With the various incentives to use credit and debit cards, cash can often seem like an afterthought. After all, obtaining, tracking, and toting it can seem more hassle than it's worth. But if credit-card swiping is turning into mindless spending with month-end statement shock, it might be time to switch from plastic back to paper.

A once-weekly withdrawal from a no-fee ATM can help keep spending on everything from incidentals to luxury items in check. Want to take it up a notch? Try budgeting and paying cash for purchases larger than the daily latte: groceries, gas, mass transit tickets, or an evening out.

Bank of America offers its customers the chance to Keep the Change. The premise is simple. For every purchase a customer makes with his or her debit card, Bank of America will round up to the nearest dollar, and deposit the difference into your savings account. The bank will even match the difference for the first three months, up to $250. The catch? B of A charges a $12 monthly maintenance fee for customers who don't use direct deposit or maintain a $1,500 minimum balance.

The old-school alternative? A mason jar and a daily ritual of emptying pockets and purses of any loose change left over after paying for items with cash.

There's something inherently charming about the old Holiday Club and Vacation Club accounts. They call to mind days when every $5 received in a birthday card was squirreled away; when banks still gave out toasters, and lined their counters with jars of lollipops.

It might sound quaint, but the discipline works. Socking away a few dollars a week over the course of several months to help fund a vacation or holiday shopping adds up. The cash out at the end of the term is like winning the lottery -- one lump sum comprised of tiny, barely noticeable amounts throughout the year.

Previous generations knew their banker by name, knew his or her children's names; they swapped stories, were part of the same community. While it's temping and convenient to complete most banking transactions online or rush in and out of a branch when needed, what's lost is a personal connection that email alerts and social-media posts simply can't replace.

There are tangible benefits to getting to know local branch staff.
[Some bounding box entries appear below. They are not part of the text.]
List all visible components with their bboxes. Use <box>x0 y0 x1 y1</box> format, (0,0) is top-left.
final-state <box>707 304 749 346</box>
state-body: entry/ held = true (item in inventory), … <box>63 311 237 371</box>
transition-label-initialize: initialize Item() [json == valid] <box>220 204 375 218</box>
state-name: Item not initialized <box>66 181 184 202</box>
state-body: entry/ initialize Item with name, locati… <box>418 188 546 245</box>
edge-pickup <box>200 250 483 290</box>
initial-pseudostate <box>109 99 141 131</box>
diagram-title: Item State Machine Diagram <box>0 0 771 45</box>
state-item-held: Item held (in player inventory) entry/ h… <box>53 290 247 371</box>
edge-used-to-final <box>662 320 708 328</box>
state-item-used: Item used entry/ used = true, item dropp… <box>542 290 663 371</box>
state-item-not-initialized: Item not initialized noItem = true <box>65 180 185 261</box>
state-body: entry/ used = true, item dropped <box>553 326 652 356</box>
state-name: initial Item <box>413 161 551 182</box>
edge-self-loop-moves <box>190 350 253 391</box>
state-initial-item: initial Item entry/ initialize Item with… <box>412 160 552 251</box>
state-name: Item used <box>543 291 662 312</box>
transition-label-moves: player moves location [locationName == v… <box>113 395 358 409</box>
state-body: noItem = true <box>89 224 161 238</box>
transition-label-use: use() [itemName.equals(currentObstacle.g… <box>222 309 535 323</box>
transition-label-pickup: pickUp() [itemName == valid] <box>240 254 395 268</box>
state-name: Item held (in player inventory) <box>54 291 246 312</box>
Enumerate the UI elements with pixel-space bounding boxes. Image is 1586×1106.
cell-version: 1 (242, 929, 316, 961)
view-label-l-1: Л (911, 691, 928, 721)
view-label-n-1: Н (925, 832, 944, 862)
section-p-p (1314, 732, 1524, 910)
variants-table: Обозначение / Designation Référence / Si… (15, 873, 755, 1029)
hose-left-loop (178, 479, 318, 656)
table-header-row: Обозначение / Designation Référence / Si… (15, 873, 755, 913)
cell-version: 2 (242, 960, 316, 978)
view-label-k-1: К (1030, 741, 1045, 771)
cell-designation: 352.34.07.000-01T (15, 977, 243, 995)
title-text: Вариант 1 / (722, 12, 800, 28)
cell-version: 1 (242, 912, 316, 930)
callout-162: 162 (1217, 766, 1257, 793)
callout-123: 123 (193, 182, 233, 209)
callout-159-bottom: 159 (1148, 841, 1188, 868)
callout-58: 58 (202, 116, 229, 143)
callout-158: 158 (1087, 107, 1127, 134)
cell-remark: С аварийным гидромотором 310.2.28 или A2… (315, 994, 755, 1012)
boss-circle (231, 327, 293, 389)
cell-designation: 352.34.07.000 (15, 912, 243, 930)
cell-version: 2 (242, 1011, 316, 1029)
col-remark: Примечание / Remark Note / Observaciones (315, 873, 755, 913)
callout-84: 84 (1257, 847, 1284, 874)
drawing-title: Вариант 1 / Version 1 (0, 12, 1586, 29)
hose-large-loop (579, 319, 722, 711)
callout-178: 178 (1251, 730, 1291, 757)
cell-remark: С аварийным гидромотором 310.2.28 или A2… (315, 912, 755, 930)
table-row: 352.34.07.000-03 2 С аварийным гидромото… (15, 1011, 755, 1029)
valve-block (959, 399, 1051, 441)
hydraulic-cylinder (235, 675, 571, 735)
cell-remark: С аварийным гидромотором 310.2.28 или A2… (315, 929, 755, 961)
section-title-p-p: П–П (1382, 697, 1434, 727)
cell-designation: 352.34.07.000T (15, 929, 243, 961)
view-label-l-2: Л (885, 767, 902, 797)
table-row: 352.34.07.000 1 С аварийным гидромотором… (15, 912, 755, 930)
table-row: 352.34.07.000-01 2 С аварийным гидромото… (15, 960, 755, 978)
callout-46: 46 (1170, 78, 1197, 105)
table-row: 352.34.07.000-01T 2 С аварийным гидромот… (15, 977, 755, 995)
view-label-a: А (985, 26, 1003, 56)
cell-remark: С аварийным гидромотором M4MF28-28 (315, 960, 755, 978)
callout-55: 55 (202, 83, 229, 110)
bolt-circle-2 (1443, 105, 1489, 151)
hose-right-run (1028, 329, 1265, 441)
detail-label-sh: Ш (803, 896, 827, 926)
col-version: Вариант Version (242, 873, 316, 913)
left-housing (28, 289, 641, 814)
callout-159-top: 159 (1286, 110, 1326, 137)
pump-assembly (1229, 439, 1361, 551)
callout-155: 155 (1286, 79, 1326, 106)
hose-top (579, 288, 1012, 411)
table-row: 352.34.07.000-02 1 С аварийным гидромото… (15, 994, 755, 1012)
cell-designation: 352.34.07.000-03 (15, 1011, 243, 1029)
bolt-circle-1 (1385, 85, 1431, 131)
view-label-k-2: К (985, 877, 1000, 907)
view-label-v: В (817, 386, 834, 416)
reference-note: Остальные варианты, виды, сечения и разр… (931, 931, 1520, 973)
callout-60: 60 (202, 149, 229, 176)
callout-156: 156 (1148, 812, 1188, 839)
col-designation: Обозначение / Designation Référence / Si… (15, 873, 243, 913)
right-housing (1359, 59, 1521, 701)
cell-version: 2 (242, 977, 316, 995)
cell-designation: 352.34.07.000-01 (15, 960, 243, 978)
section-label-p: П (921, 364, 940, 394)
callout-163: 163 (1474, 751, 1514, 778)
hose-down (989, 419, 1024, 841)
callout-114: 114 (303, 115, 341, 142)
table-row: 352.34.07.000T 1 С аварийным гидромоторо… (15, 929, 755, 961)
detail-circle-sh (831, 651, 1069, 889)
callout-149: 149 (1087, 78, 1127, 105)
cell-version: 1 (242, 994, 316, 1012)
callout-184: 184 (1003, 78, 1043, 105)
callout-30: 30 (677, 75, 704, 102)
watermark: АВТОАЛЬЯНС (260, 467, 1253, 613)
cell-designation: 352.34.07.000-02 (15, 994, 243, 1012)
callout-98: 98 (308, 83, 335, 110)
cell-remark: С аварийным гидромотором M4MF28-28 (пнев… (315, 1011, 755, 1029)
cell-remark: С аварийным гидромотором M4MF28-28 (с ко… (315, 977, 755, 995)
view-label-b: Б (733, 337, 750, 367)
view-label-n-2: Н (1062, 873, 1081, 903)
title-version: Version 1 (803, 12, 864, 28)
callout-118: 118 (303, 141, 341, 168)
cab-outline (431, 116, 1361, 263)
Having a face-to-face connection with bank staff can be helpful in resolving charge disputes, being kept abreast of rate changes, and getting information on specially tailored products.

Before the days of the large international bank, most people had their financial needs met at the corner savings and loan. If big banking has lost its appeal, seek out smaller, local banks, many of which aren't publicly traded, or credit unions, which are not-for-profit. The difference between these two types of banks and large, publicly traded ones is that banks that don't have to appease shareholders can focus on its customers first.

According to the Independent Community Bankers of America, local banks focus on "personal service, local credit decisions and ownership, and reinvestment in the community." And according to the Credit Union National Association, credit unions exist to provide financial literacy for their members, serve the needs of their members regardless of means, and offer lower rates than traditional large banking models.

While no one would recommend stashing savings under a mattress or issuing I.O.U.s for groceries, adopting some old-fashioned tactics for financial management might be just the ticket to thriving in the modern world.